Carroll Kevin J
AstraZeneca Pharmaceuticals, CMOs Office, Alderley Park, Macclesfield, UK.
Pharm Stat. 2009 Oct-Dec;8(4):333-45. doi: 10.1002/pst.362.
Time to event outcome trials in clinical research are typically large, expensive and high-profile affairs. Such trials are commonplace in oncology and cardiovascular therapeutic areas but are also seen in other areas such as respiratory in indications like chronic obstructive pulmonary disease. Their progress is closely monitored and results are often eagerly awaited. Once available, the top line result is often big news, at least within the therapeutic area in which it was conducted, and the data are subsequently fully scrutinized in a series of high-profile publications. In such circumstances, the statistician has a vital role to play in the design, conduct, analysis and reporting of the trial. In particular, in drug development it is incumbent on the statistician to ensure at the outset that the sizing of the trial is fully appreciated by their medical, and other non-statistical, drug development team colleagues and that the risk of delivering a statistically significant but clinically unpersuasive result is minimized. The statistician also has a key role in advising the team when, early in the life of an outcomes trial, a lower than anticipated event rate appears to be emerging. This paper highlights some of the important features relating to outcome trial sample sizing and makes a number of simple recommendations aimed at ensuring a better, common understanding of the interplay between sample size and power and the final result required to provide a statistically positive and clinically persuasive outcome.

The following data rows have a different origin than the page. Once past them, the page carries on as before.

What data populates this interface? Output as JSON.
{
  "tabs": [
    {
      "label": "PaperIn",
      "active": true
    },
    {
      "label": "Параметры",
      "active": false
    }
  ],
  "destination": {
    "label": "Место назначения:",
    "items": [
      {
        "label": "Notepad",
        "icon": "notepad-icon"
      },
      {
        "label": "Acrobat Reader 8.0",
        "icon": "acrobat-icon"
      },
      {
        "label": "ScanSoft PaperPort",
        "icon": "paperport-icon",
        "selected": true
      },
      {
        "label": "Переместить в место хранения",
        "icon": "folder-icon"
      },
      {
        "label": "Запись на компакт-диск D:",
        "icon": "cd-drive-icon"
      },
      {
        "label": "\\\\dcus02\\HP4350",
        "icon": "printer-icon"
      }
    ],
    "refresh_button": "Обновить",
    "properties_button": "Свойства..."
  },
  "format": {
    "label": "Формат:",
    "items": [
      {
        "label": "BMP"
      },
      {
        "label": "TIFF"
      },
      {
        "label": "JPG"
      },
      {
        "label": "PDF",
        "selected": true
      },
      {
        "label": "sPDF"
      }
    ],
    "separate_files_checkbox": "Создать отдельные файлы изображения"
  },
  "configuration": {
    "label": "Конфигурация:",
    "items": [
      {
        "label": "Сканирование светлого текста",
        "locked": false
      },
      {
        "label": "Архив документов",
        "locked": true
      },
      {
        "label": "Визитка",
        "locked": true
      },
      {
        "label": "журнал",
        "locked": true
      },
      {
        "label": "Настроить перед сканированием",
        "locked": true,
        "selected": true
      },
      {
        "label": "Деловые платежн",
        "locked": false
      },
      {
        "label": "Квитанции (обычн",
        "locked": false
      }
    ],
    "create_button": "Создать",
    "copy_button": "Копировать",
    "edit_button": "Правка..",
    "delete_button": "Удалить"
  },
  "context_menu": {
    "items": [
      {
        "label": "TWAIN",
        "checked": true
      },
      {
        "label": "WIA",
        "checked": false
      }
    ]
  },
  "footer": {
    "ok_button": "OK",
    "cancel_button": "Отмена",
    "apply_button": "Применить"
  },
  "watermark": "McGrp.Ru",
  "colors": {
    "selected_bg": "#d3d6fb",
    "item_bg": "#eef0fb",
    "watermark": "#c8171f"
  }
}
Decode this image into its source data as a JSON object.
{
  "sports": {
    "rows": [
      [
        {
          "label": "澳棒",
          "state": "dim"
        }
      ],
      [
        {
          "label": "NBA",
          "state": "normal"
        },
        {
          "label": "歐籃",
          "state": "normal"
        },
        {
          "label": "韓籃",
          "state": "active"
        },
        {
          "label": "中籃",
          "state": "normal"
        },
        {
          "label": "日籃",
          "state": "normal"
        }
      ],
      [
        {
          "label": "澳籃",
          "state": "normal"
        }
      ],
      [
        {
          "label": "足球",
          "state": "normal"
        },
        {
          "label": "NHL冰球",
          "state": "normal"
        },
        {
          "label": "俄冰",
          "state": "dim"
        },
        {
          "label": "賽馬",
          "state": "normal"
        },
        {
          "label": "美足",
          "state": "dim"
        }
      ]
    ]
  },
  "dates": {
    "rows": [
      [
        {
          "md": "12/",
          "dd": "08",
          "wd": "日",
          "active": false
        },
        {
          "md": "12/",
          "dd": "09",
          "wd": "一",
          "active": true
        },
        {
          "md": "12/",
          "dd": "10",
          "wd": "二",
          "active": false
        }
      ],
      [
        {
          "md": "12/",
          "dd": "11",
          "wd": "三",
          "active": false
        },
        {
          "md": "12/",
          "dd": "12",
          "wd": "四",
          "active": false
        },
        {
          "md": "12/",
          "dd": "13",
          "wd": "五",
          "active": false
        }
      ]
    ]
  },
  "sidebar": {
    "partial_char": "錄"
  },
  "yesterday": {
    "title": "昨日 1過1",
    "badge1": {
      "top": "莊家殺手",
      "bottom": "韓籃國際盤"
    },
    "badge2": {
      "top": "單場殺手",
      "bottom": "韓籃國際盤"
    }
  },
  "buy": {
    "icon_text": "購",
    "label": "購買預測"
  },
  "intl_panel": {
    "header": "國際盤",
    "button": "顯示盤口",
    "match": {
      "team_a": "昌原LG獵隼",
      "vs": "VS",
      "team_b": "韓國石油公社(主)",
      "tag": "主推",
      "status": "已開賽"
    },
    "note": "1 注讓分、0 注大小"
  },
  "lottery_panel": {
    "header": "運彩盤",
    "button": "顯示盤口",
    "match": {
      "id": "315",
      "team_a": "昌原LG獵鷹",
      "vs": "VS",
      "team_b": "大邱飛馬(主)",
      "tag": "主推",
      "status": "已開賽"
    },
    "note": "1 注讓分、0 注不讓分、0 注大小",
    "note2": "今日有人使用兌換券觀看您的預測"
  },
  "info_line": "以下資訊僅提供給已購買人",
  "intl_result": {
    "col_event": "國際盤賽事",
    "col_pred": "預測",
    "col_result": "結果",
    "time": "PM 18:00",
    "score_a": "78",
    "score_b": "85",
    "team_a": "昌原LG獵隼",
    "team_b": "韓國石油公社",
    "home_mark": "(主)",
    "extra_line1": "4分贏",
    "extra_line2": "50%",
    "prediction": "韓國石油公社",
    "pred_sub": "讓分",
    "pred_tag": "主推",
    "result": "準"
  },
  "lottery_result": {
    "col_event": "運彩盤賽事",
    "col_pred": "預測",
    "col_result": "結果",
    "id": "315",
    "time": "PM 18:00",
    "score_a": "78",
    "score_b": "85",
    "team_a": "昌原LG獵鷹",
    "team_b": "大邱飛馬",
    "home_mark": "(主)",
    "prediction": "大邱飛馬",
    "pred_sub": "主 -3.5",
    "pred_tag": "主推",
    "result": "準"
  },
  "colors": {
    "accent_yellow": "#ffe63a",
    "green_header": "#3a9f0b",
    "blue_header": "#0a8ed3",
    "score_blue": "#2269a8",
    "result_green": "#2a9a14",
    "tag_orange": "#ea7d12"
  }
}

临床研究中的事件发生时间结果试验通常规模大、成本高且备受瞩目。此类试验在肿瘤学和心血管治疗领域很常见,但在其他领域如呼吸系统的慢性阻塞性肺疾病等适应症中也可见到。它们的进展受到密切监测,结果往往备受期待。一旦结果可用,初步结果通常是重大新闻,至少在进行试验的治疗领域内是如此,随后数据会在一系列备受瞩目的出版物中得到充分审查。在这种情况下,统计学家在试验的设计、实施、分析和报告中起着至关重要的作用。特别是在药物开发中,统计学家有责任从一开始就确保其医学和其他非统计的药物开发团队同事充分理解试验规模,并且将得出具有统计学显著性但临床说服力不足的结果的风险降至最低。在结果试验早期,当出现低于预期的事件发生率时,统计学家在为团队提供建议方面也起着关键作用。本文强调了与结果试验样本量确定相关的一些重要特征,并提出了一些简单建议,旨在确保对样本量与检验效能之间的相互作用以及提供具有统计学阳性和临床说服力结果所需的最终结果有更好的、共同的理解。